Il caso
Ex Ilva, lo stabilimento a produzione piena? «Rischio alto per la salute dei tarantini»
Ecco cosa dice la Valutazione del danno sanitario inviata dalla Regione al Ministero
TARANTO - Se l'ex Ilva di Taranto producesse 8 milioni di tonnellate all'anno, anche se fossero applicate tutte le misure previste dal piano, ci sarebbe un rischio per la salute dei tarantini, e in particolare dei residenti a Tamburi, non accettabile.
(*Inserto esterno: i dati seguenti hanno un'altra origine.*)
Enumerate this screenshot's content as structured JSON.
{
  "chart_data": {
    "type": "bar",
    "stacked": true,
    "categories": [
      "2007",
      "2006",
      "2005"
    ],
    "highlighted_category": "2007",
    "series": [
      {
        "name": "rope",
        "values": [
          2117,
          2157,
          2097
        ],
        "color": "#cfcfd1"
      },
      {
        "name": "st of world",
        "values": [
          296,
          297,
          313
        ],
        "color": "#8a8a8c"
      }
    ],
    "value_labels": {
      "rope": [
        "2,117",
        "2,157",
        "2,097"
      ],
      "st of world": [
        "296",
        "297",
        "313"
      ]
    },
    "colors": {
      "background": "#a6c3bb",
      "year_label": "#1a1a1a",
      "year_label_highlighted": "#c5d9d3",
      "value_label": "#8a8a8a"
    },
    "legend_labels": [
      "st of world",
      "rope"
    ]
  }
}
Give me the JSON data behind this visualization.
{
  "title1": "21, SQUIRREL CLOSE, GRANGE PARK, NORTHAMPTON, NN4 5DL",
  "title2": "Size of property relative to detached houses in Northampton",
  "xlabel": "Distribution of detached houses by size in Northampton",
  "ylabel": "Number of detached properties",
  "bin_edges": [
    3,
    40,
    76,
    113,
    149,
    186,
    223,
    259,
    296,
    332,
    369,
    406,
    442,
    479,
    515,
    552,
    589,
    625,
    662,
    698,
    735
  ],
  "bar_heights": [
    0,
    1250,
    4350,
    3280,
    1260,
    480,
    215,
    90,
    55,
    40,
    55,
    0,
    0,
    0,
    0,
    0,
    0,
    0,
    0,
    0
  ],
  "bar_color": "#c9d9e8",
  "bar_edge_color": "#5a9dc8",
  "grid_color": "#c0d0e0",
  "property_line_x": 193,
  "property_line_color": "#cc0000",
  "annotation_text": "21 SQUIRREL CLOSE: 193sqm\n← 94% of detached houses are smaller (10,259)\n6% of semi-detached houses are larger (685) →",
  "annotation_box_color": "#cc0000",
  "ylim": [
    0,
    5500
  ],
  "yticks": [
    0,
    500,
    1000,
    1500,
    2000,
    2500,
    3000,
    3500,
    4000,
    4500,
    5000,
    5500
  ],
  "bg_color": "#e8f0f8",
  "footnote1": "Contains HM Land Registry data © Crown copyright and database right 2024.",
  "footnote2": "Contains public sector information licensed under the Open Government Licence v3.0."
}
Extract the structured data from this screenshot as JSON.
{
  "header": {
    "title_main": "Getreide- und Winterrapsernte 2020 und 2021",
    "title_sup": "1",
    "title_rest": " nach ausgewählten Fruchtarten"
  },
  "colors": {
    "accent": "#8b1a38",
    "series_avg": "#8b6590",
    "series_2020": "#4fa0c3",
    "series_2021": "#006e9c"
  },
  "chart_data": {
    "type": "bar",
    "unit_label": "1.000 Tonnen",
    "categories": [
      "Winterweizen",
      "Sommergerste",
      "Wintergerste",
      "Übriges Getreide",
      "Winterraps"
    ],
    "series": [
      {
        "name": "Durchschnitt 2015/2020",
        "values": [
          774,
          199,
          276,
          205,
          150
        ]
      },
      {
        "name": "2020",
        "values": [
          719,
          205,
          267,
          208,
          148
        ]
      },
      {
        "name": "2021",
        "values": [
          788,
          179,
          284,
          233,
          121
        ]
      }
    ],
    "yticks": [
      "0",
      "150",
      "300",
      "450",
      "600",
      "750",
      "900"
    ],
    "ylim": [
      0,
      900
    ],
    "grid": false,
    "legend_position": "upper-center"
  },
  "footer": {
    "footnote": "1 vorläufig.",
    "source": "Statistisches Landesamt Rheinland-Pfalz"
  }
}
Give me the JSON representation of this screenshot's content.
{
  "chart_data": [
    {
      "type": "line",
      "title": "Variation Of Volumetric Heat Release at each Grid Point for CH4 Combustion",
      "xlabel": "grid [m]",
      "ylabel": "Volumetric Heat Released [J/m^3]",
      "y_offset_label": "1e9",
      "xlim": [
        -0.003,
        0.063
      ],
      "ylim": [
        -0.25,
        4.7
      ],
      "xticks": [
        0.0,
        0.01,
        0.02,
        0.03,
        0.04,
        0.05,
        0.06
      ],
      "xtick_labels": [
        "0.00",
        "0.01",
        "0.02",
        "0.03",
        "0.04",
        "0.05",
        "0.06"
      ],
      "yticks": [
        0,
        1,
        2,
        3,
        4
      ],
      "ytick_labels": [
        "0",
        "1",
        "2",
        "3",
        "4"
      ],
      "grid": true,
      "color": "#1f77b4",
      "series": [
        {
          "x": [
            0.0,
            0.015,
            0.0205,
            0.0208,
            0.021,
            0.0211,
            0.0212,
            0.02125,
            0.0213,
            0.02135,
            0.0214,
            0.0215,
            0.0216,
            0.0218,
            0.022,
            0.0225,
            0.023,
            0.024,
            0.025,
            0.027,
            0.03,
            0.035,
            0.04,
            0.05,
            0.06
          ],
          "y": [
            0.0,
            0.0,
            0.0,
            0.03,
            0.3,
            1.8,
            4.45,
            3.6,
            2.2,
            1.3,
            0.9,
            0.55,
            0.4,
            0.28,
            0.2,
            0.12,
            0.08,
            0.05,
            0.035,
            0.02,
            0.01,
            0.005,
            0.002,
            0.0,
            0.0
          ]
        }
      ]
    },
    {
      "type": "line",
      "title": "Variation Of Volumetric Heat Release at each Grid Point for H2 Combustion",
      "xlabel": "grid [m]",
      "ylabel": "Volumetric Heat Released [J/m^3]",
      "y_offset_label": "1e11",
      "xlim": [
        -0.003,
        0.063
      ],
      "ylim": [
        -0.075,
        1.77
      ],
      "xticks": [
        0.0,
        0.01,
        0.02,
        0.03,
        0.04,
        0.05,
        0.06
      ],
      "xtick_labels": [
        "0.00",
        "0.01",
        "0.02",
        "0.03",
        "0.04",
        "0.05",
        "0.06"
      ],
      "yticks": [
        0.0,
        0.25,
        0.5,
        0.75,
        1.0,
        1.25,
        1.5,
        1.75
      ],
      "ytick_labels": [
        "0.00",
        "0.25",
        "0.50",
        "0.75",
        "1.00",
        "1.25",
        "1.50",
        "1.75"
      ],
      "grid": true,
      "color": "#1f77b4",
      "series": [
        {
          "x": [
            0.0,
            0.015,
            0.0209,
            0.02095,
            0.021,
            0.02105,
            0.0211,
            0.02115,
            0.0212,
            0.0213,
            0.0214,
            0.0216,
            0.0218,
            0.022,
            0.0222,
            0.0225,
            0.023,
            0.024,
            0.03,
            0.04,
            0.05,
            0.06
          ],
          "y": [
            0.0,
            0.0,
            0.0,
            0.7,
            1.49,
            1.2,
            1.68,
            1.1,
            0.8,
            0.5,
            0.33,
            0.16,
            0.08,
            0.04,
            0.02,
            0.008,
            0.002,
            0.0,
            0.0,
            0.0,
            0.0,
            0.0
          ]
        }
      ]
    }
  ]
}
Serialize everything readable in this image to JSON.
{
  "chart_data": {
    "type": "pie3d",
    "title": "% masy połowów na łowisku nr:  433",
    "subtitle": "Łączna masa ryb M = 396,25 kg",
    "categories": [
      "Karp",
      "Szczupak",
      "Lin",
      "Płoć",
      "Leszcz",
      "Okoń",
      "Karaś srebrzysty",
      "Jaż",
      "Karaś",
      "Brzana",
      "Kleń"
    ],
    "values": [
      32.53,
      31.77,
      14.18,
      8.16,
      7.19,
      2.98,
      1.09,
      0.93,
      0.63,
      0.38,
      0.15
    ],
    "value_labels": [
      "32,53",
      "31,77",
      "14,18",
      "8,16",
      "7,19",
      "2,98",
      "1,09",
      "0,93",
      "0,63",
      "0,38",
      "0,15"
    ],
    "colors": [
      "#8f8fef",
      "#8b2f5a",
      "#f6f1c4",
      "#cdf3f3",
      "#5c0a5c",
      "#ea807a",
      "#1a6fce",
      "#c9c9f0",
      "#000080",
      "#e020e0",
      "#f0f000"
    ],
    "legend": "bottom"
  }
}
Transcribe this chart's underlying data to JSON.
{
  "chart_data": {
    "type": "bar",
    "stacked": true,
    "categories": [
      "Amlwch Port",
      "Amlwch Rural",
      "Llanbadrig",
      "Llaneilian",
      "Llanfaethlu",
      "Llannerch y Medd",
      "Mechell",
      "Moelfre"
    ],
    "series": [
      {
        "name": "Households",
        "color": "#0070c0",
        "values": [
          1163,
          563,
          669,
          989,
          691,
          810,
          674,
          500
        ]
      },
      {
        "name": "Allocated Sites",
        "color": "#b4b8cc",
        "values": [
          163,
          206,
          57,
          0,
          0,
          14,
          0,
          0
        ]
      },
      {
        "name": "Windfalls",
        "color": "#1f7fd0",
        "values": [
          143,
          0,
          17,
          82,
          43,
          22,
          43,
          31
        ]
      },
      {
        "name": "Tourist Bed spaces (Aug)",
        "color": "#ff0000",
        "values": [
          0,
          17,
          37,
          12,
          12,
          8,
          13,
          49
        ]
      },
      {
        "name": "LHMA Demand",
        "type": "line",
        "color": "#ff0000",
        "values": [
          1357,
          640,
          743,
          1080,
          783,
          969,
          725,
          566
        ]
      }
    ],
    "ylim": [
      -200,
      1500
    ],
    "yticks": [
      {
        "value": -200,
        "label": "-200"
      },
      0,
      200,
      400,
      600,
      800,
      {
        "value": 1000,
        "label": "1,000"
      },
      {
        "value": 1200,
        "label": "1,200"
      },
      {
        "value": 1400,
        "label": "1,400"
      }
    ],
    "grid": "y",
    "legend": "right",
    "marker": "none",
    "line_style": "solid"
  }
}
È quanto hanno sostenuto Arpa Puglia, Asl Taranto e Aress Puglia nella Valutazione del Danno Sanitario che la Regione Puglia ha inviato nelle scorse ore al ministero dell'Ambiente.
Nelle 133 pagine visionate dalla Gazzetta, emerge infatti un quadro particolarmente critico, che appare in netta contrapposizione con quella presentata dai commissari di Acciaierie d'Italia in As che nello studio a firma di Alfonso Cristaudo, già Ordinario Medicina del Lavoro dell’Università di Pisa, e di Annalisa Romiti, ingegnere della società «Icaro Srl», aveva sostenuto – in caso di un livello di produzione a 6 milioni di tonnellate - un quadro idilliaco della situazione ambientale nel territorio ionico. Non solo. In quella valutazione era nuovamente venuta a galla l'ipotesi che la causa del numero di malattie era da considerare una conseguenza dell'abuso di alcool e sigarette.
Nel nuovo documento della Regine, invece, si legge che «la valutazione del quadro epidemiologico, descritto attraverso le stime più recenti disponibili di mortalità, ospedalizzazione, incidenza dei tumori e malformazioni congenite, indica la permanenza di alcune criticità sanitarie rispetto a quanto già noto sulla base di precedenti studi realizzati sia nell’area a rischio che nel comune di Taranto, con una sostanziale convergenza delle indicazioni che provengono dall’analisi della mortalità, dell’ospedalizzazione e dell’incidenza tumorale che riguardano il tumore del polmone, le malattie respiratorie e le malattie cardiovascolari». In parole semplice la situazione non è cambiata. La «valutazione del rischio cancerogeno inalatorio» associato alle emissioni in atmosfera di inquinanti come benzene, naftalene, benzoapirene, arsenico, cadmio, cromo VI, nichel, piombo, diossine e pcb «mostra un valore di rischio superiore alla soglia di accettabilità» per il quale «deve essere pianificato un intervento di riduzione dell’esposizione».
Per quanto riguarda invece le polveri sottili, come pm10 e pm2,5, il numero stimati di «decessi attribuibili alle ricadute delle polveri» appare in diminuzione se confrontato con gli scenari valutati negli anni scorsi, ma a eccezione del quartiere Tamburi: i risultati mostrano «rischi superiori alla soglia di accettabilità» e indicano «che è indispensabile procedere ad una riduzione dell’esposizione» per «ricondurre il rischio della popolazione residente all’interno di una soglia accettabile». Ma non solo. Nel rione all'ombra delle ciminiere «per quanto riguarda il rischio cancerogeno inalatorio, è emersa una criticità legata alle concentrazioni di benzene, il cui contributo percentuale al rischio cancerogeno totale è pari al 77 per cento».
Per l'intera area tarantina, invece, gli organi tecnici della Regione Puglia hanno raccomandato «l’adozione di ulteriori misure finalizzate al contenimento dell’esposizione agli inquinanti».